Trowbridge closed the book slowly. He looked up at Paula, across the laboratory asleep on a cot that had been set up, and at Jan who was heating some fluid in a test tube over a bunsen burner.
"Nice story, Jan," he commented. Jan looked over at him and smiled nervously. "An intriguing story," Trowbridge went on. "So well written that at times I almost became convinced it was a true story. That idea of a recording of the mind--taken from the idea of taking a recording of the voice, no doubt--and placing it in a synthetic brain that controls a robot body. That could be fact. I've seen one of those robot monstrosities they build for the movie and television shows, with its plastic muscles that look and perform just like real muscles." He looked down at the book on his knee and tapped it significantly while Jan watched. "The way you tied it up so neatly, too. All the robots destroyed. The secret safe in the mind of the hero where it was destined to remain, because it was too dangerous to let loose. I suppose your speech last night was about this book?"
"Yes!" Jan said, turning back to the now boiling test tube.
"The hero George couldn't have been you, could it, Jan?" Trowbridge asked dryly.
"Why of course not," Jan said without turning to look at Trowbridge. "It's just a story. That's all."
"And the girl in the story--Louise--she couldn't by any chance be Paula?"
"Well," Jan said, "of course I made her very much like Paula."

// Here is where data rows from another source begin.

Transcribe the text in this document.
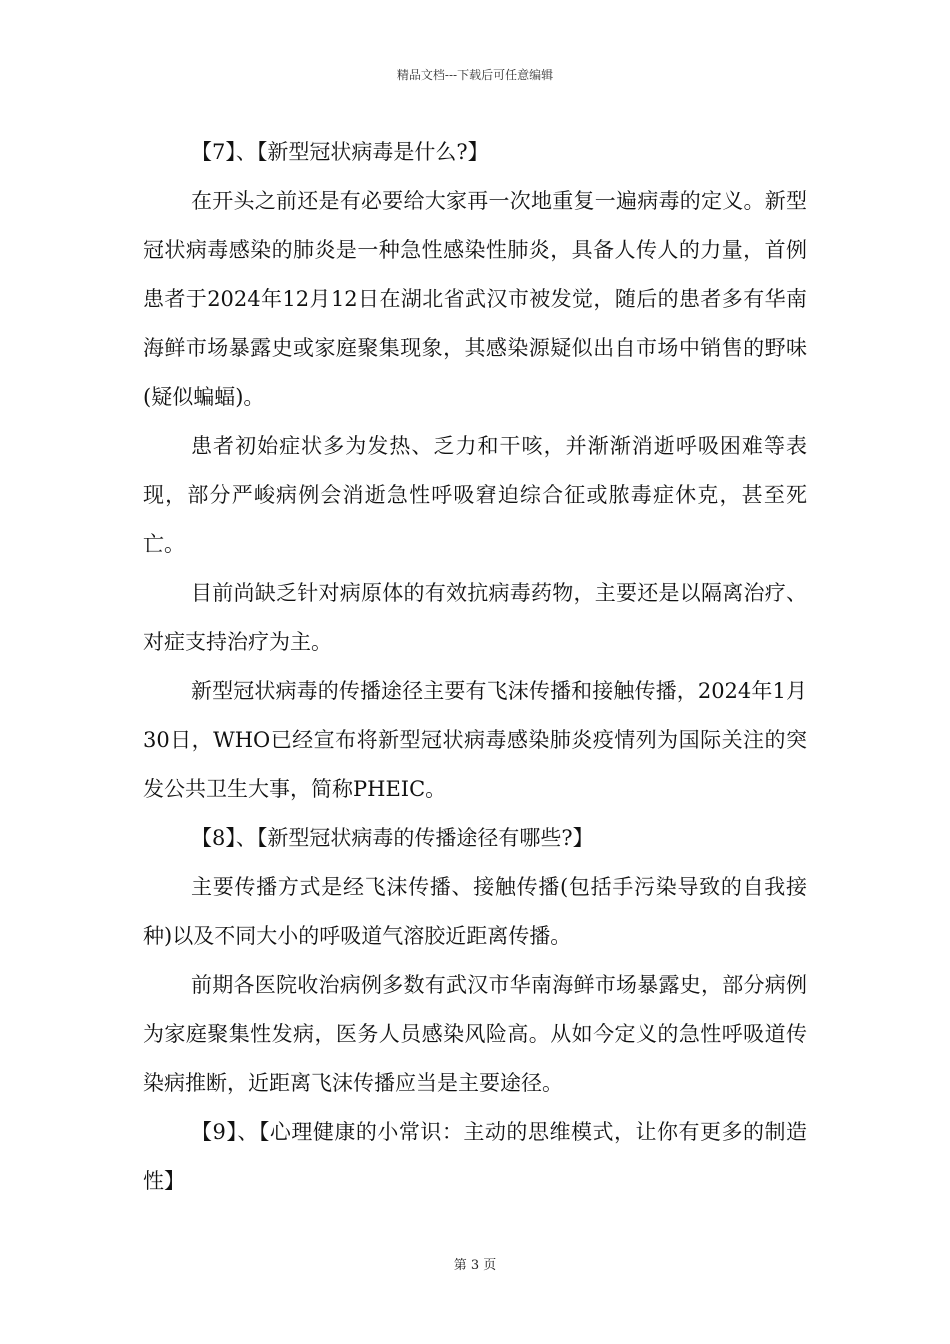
精品文档---下载后可任意编辑

【7】、【新型冠状病毒是什么?】

在开头之前还是有必要给大家再一次地重复一遍病毒的定义。新型冠状病毒感染的肺炎是一种急性感染性肺炎，具备人传人的力量，首例患者于2024年12月12日在湖北省武汉市被发觉，随后的患者多有华南海鲜市场暴露史或家庭聚集现象，其感染源疑似出自市场中销售的野味(疑似蝙蝠)。

患者初始症状多为发热、乏力和干咳，并渐渐消逝呼吸困难等表现，部分严峻病例会消逝急性呼吸窘迫综合征或脓毒症休克，甚至死亡。

目前尚缺乏针对病原体的有效抗病毒药物，主要还是以隔离治疗、对症支持治疗为主。

新型冠状病毒的传播途径主要有飞沫传播和接触传播，2024年1月30日，WHO已经宣布将新型冠状病毒感染肺炎疫情列为国际关注的突发公共卫生大事，简称PHEIC。

【8】、【新型冠状病毒的传播途径有哪些?】

主要传播方式是经飞沫传播、接触传播(包括手污染导致的自我接种)以及不同大小的呼吸道气溶胶近距离传播。

前期各医院收治病例多数有武汉市华南海鲜市场暴露史，部分病例为家庭聚集性发病，医务人员感染风险高。从如今定义的急性呼吸道传染病推断，近距离飞沫传播应当是主要途径。

【9】、【心理健康的小常识：主动的思维模式，让你有更多的制造性】

第 3 页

"How long has Mr. Morris been dead?" Trowbridge asked. He jumped to his feet abruptly, a startled look on his face. "Wait a minute!" he exclaimed. "A year and a half ago I was on a case. A patient in a hospital that was going to die anyway in a few hours was supposedly killed. The outer layer of his brain was fried in some mysterious way. If he was killed--even the doctors couldn't be positive one way or another--it was just the way it happened in your book when the fellow's mind was transplanted into the synthetic brain, killing him in the process." He nodded slowly. Jan continued to concentrate on the test tube, his back to Trowbridge. Trowbridge smiled at the back sympathetically. "Don't worry, Jan," he said. "Your secret is safe as far as I'm concerned."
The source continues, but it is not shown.